* * * * *
There! All things must end. It is so dark that I have been fishing for the last five minutes without any end fly; and we have lost our two last fish simply by not being able to guide them into the net. But what an evening’s sport we have had! Beside several over a pound which I have thrown in (I trust you have been generous and done likewise), there are six fish averaging two pounds apiece; and what is the weight of that monster with whom I saw you wrestling dimly through the dusk, your legs stuck knee-deep in a mudbank, your head embowered in nettles, while the keeper waltzed round you, roaring mere incoherencies?—four pounds full. Now, is there any sherry left in the flask? No. Then we will give the keeper five shillings; he is well worth his pay; and then drag our weary limbs towards the hall to bath, supper, and bed; while you confess, I trust, that you may get noble sport, hard exercise, and lovely scenery, without going sixty miles from London town.
III.
THE FENS.
A certain sadness is pardonable to one who watches the destruction of a grand natural phenomenon, even though its destruction bring blessings to the human race. Reason and conscience tell us, that it is right and good that the Great Fen should have become, instead of a waste and howling wilderness, a garden of the Lord, where
‘All the land in flowery squares,
Beneath a broad and equal-blowing wind,
Smells of the coming summer.’
And yet the fancy may linger, without blame, over the shining meres, the golden reed-beds, the countless water-fowl, the strange and gaudy insects, the wild nature, the mystery, the majesty—for mystery and majesty there were—which haunted the deep fens for many a hundred years. Little thinks the Scotsman, whirled down by the Great Northern Railway from Peterborough to Huntingdon, what a grand place, even twenty years ago, was that Holme and Whittlesea, which is now but a black, unsightly, steaming flat, from which the meres and reed-beds of the old world are gone, while the corn and roots of the new world have not as yet taken their place.

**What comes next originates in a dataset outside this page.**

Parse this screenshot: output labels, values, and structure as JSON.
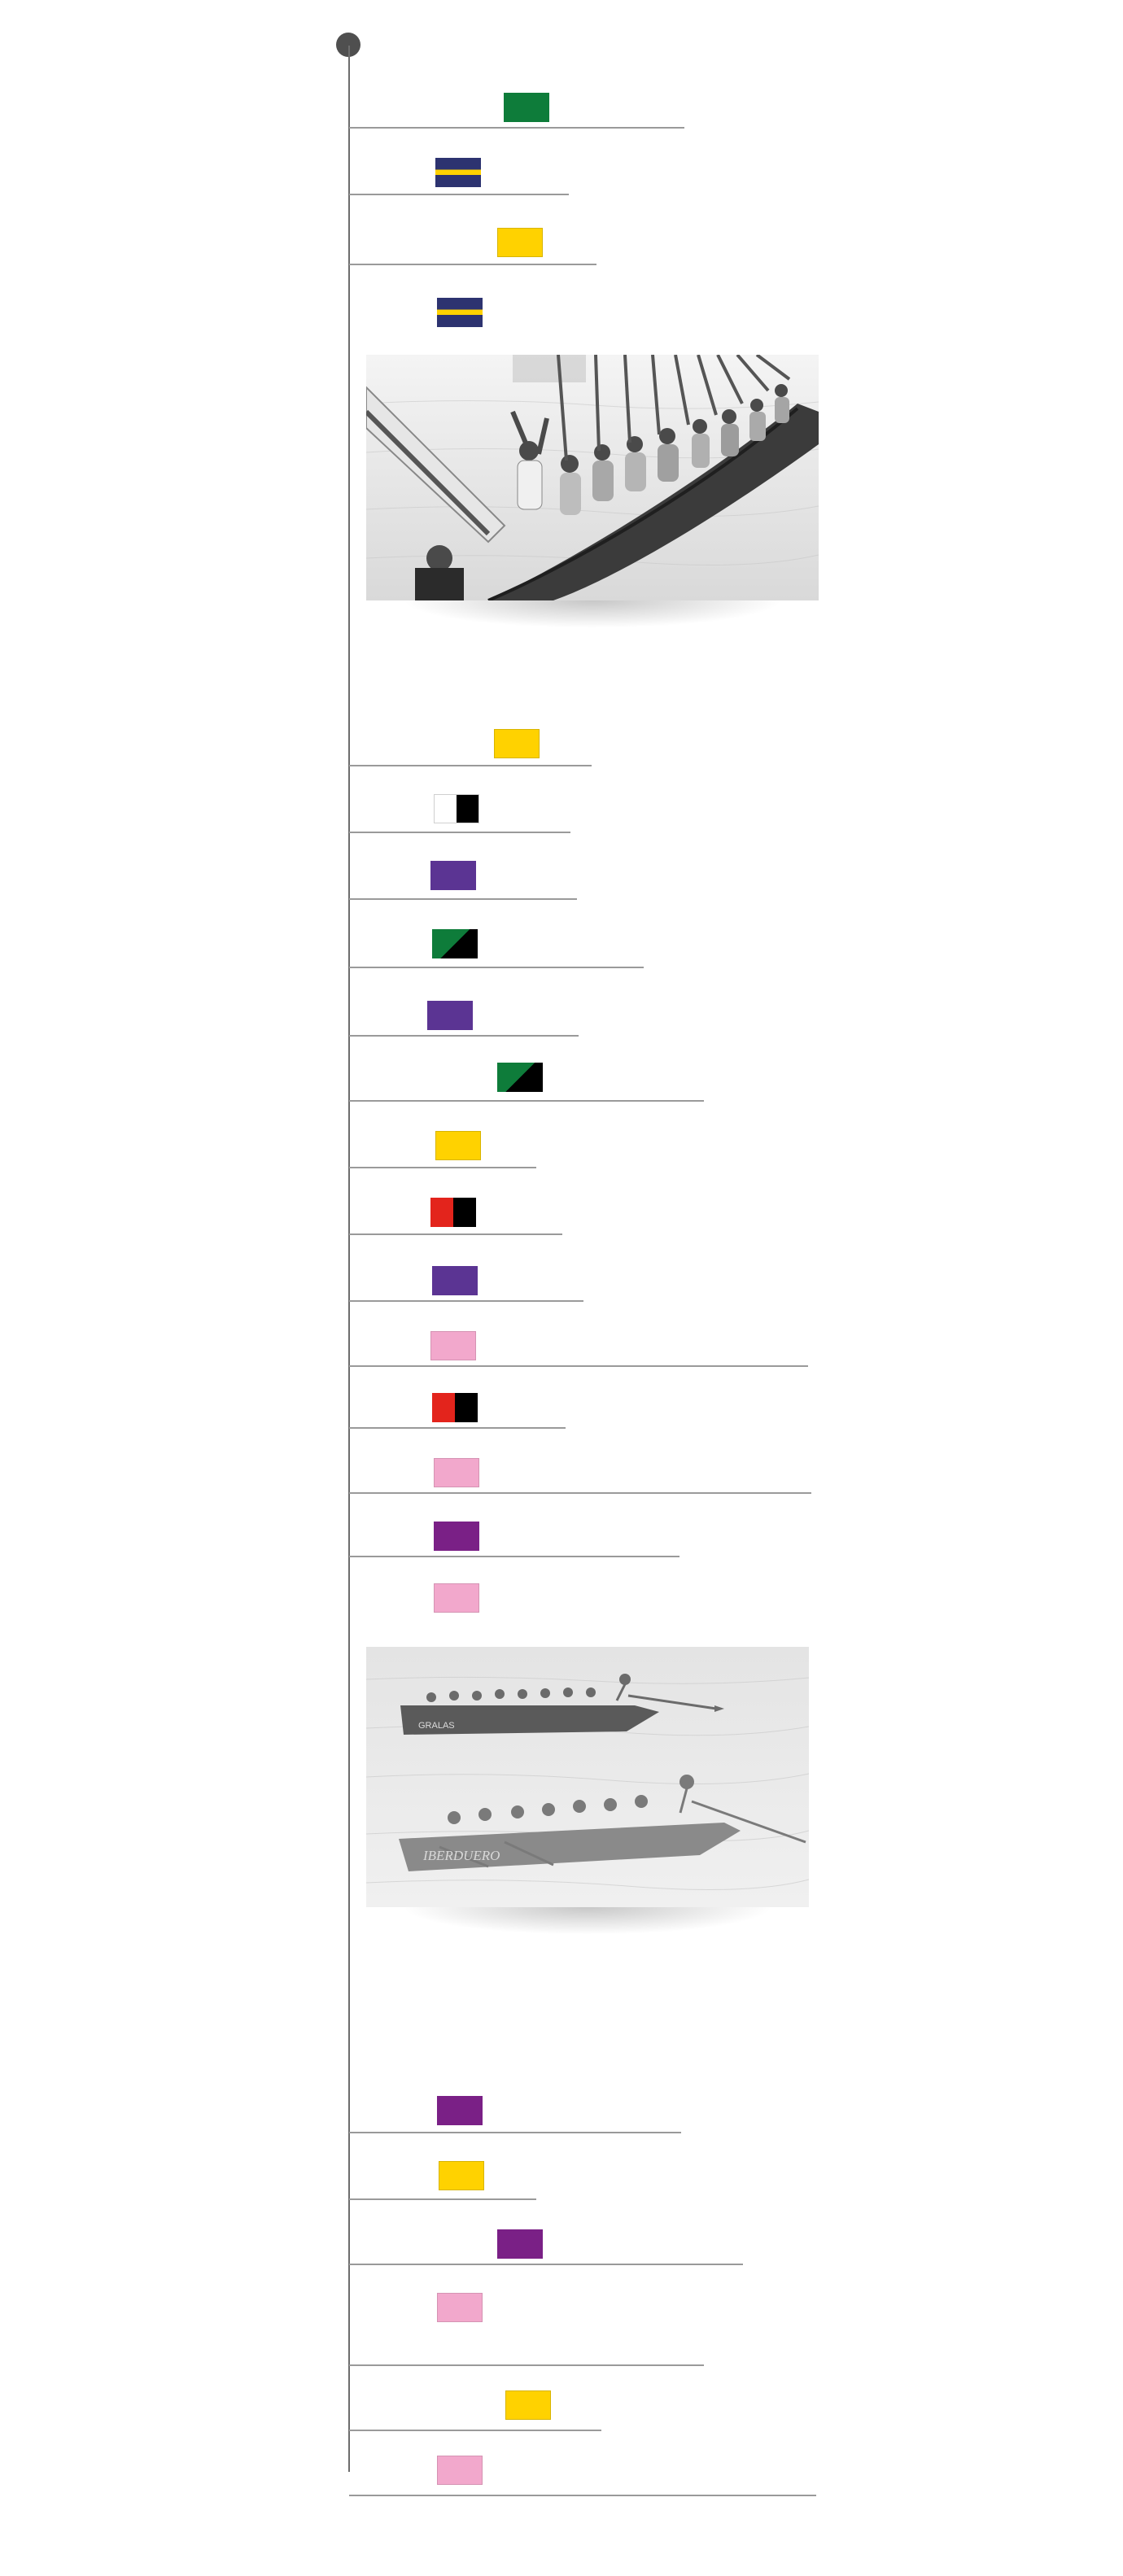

But grand enough it was, that black ugly place, when backed by Caistor Hanglands and Holme Wood, and the patches of the primæval forest; while dark-green alders, and pale-green reeds, stretched for miles round the broad lagoon, where the coot clanked, and the bittern boomed, and the sedge-bird, not content with its own sweet song, mocked the notes of all the birds around; while high overhead hung, motionless, hawk beyond hawk, buzzard beyond buzzard, kite beyond kite, as far as eye could see. Far off, upon the silver mere, would rise a puff of smoke from a punt, invisible from its flatness and its white paint. Then down the wind came the boom of the great stanchion-gun; and after that sound another sound, louder as it neared; a cry as of all the bells of Cambridge, and all the hounds of Cottesmore; and overhead rushed and whirled the skein of terrified wild-fowl, screaming, piping, clacking, croaking, filling the air with the hoarse rattle of their wings, while clear above all sounded the wild whistle of the curlew, and the trumpet note of the great wild swan.
They are all gone now. No longer do the ruffs trample the sedge into a hard floor in their fighting-rings, while the sober reeves stand round, admiring the tournament of their lovers, gay with ears and tippets, no two of them alike. Gone are ruffs and reeves, spoonbills, bitterns, avosets; the very snipe, one hears, disdains to breed. Gone, too, not only from Whittlesea but from the whole world, is that most exquisite of English butterflies, Lycæna dispar—the great copper; and many a curious insect more. Ah, well, at least we shall have wheat and mutton instead, and no more typhus and ague; and, it is to be hoped, no more brandy-drinking and opium-eating; and children will live and not die. For it was a hard place to live in, the old Fen; a place wherein one heard of ‘unexampled instances of longevity,’ for the same reason that one hears of them in savage tribes—that few lived to old age at all, save those iron constitutions which nothing could break down.
And now, when the bold Fen-men, who had been fighting water by the help of wind, have given up the more capricious element for that more manageable servant fire; have replaced their wind-mills by steam-engines, which will work in all weathers; and have pumped the whole fen dry—even too dry, as the last hot summer proved; when the only bit of the primæval wilderness left, as far as I know, is 200 acres of sweet sedge and Lastræa thelypteris in Wicken Fen: there can be no harm in lingering awhile over the past, and telling of what the Great Fen was, and how it came to be that great flat which reaches (roughly speaking) from Cambridge to Peterborough on the south-west side, to Lynn and Tattershall on the north-east, some forty miles and more each way.
To do that rightly, and describe how the Fen came to be, one must go back, it seems to me, to an age before all history; an age which cannot be measured by years or centuries; an age shrouded in mystery, and to be spoken of only in guesses. To assert anything positively concerning that age, or ages, would be to show the rashness of ignorance. ‘I think that I believe,’ ‘I have good reason to suspect,’ ‘I seem to see,’ are the strongest forms of speech which ought to be used over a matter so vast and as yet so little elaborated.